Mabatan shrugs. “You thought the same of the Hhroxhi.”
“I didn’t know the Hhroxhi and misunderstood their actions. The Brothers I got closer to than I ever wanted. They’re marauders and mass murderers and they justify it with their religion.”
“Well, I don’t think we’ll be getting to the bottom of it tonight,” Kamyar pronounces, ending the argument. “Mabatan tells me you want help getting into the City, Roan.”
“If it’s possible.”
“It’s serendipity, in fact.
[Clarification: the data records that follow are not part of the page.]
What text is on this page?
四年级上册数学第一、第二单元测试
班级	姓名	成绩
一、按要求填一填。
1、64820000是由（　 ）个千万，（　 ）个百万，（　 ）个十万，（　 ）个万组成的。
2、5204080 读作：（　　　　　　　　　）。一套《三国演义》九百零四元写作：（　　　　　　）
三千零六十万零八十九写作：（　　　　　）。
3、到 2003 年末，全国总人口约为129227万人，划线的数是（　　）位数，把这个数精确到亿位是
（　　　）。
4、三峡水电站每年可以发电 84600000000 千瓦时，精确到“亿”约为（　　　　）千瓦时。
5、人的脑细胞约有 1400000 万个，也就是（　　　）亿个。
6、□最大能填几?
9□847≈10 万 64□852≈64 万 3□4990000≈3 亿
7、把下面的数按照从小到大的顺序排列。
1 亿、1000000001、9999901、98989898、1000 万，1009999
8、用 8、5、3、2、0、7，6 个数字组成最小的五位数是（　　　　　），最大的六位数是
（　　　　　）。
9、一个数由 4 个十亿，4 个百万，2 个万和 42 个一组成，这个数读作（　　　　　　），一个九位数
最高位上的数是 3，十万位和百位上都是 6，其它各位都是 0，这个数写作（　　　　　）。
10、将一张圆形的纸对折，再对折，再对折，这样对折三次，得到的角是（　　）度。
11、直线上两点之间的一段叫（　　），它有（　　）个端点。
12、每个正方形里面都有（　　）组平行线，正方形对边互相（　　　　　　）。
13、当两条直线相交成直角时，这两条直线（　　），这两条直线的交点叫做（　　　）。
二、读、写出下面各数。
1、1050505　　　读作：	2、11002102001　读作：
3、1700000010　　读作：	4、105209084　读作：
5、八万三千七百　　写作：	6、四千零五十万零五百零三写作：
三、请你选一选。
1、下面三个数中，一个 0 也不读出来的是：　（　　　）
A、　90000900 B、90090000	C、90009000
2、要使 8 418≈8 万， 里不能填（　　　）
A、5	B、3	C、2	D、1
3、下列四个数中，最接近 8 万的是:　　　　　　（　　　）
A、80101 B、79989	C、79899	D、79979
An old friend’s urgently requested a meeting so that’s exactly where we’re headed. Of course, you’ll have to earn your keep.”
“What do you have in mind?”
“I could use a couple of extra actors in my next opus, A Clerical Error. An incompetent cleric seems to be the death of all who come in contact with him. Interested?”
Roan blanches. “I’ve never done anything like acting before.”
“You just need to be able to keel over and look dead in a funny way. You’ve survived hoards of Raiders, a sojourn with the nefarious Brothers, the Nethervine, and a trek into the Devastation. Surely some crossed eyes and a lolling tongue are not too much to ask.”
“What’s Mabatan going to do?”
“I have a talent. I will play the drum,” she replies.
“I can play the recorder,” Roan says eagerly.
“Ah, well,” says the Storyteller with an exaggerated sigh, “perhaps I can make do with one less actor. Are you any good?”